Calculate the fixed end moment for BD.

${\text{FEM}}_{BD}=0\text{k}\cdot \text{ft}$

Chord rotations:

Show the free body diagram of the chord rotation of the frame as in Figure 2.

Calculate the length of AC by using Pythagoras theorem.

$\begin{array}{c}{L}_{AC}=\sqrt{\left({16}^2\right)+\left(4^2\right)}\\ =16.49\text{ft}\end{array}$

Calculate the length of BD by using Pythagoras theorem.

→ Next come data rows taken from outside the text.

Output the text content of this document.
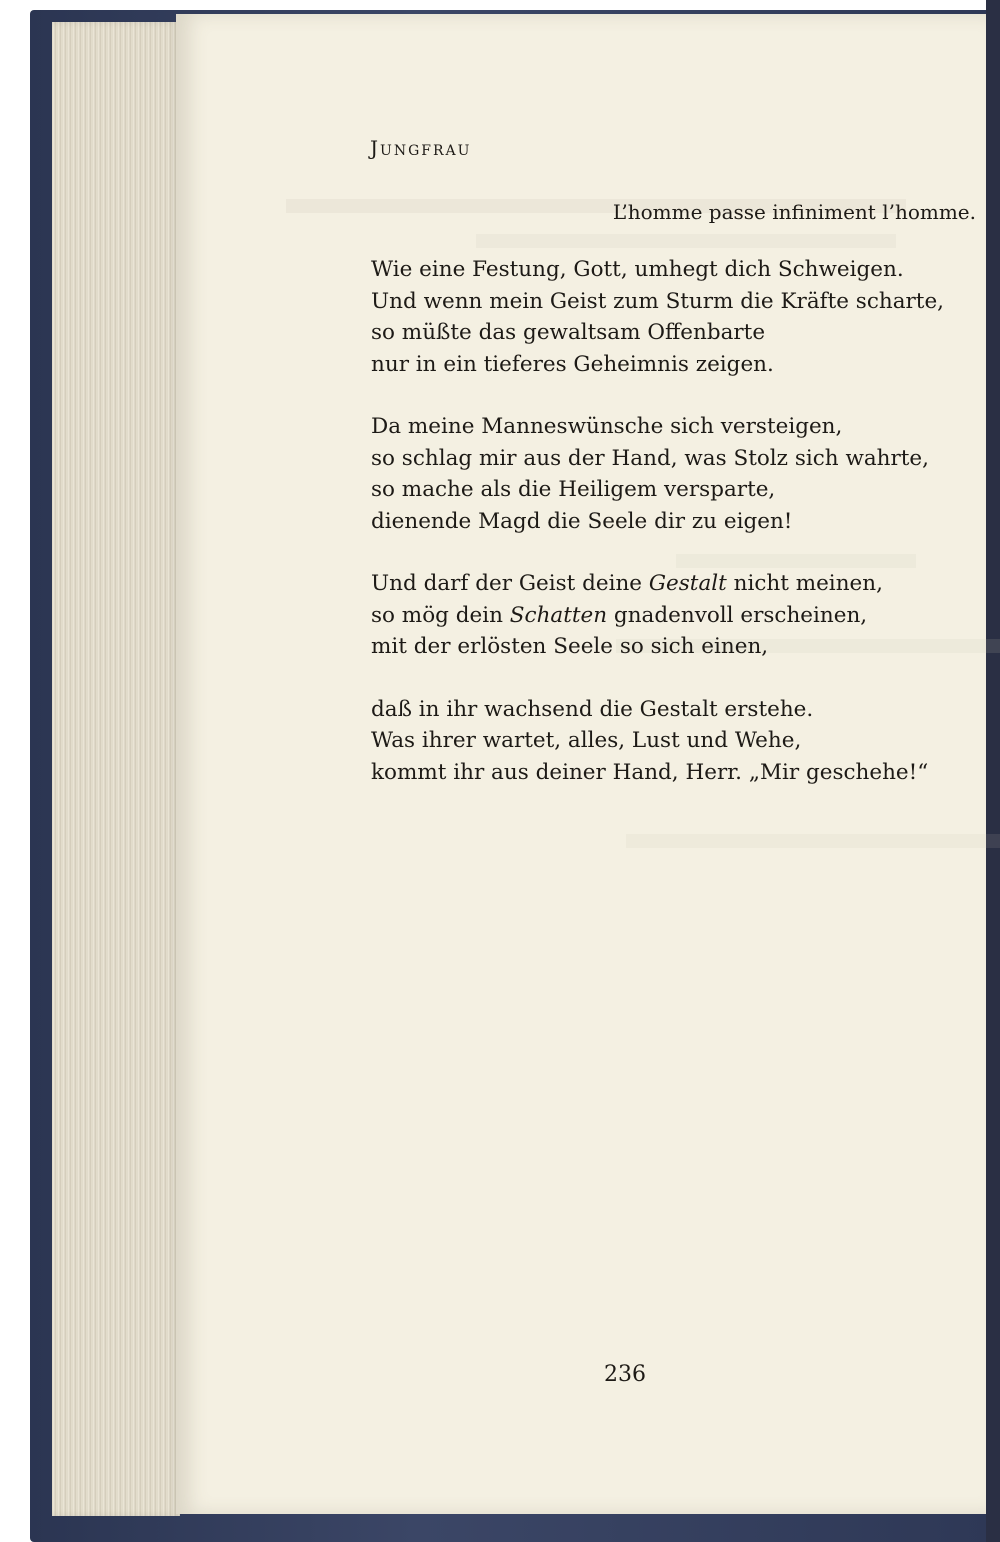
Jungfrau
L’homme passe infiniment l’homme.
Wie eine Festung, Gott, umhegt dich Schweigen.
Und wenn mein Geist zum Sturm die Kräfte scharte,
so müßte das gewaltsam Offenbarte
nur in ein tieferes Geheimnis zeigen.
Da meine Manneswünsche sich versteigen,
so schlag mir aus der Hand, was Stolz sich wahrte,
so mache als die Heiligem versparte,
dienende Magd die Seele dir zu eigen!
Und darf der Geist deine Gestalt nicht meinen,
so mög dein Schatten gnadenvoll erscheinen,
mit der erlösten Seele so sich einen,
daß in ihr wachsend die Gestalt erstehe.
Was ihrer wartet, alles, Lust und Wehe,
kommt ihr aus deiner Hand, Herr. „Mir geschehe!“
236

$\begin{array}{c}{L}_{BD}=\sqrt{\left({16}^2\right)+\left(4^2\right)}\\ =16.49\text{ft}\end{array}$

Calculate the chord rotation of the frame AC.

$\begin{array}{c}{\psi }_{AC}=-\frac{C{C}^{\prime }}{L_{AC}}\\ =-\frac{\frac{\sqrt{17}}{4}\Delta }{16.49}\\ =-0.0625\Delta \end{array}$

Calculate the chord rotation of the frame BD.

$\begin{array}{c}{\psi }_{BD}=-\frac{D{D}^{\prime }}{L_{BD}}\\ =-\frac{\frac{\sqrt{17}}{4}\Delta }{5}\\ =-0.0625\Delta \end{array}$

Calculate the chord rotation of the frame CD.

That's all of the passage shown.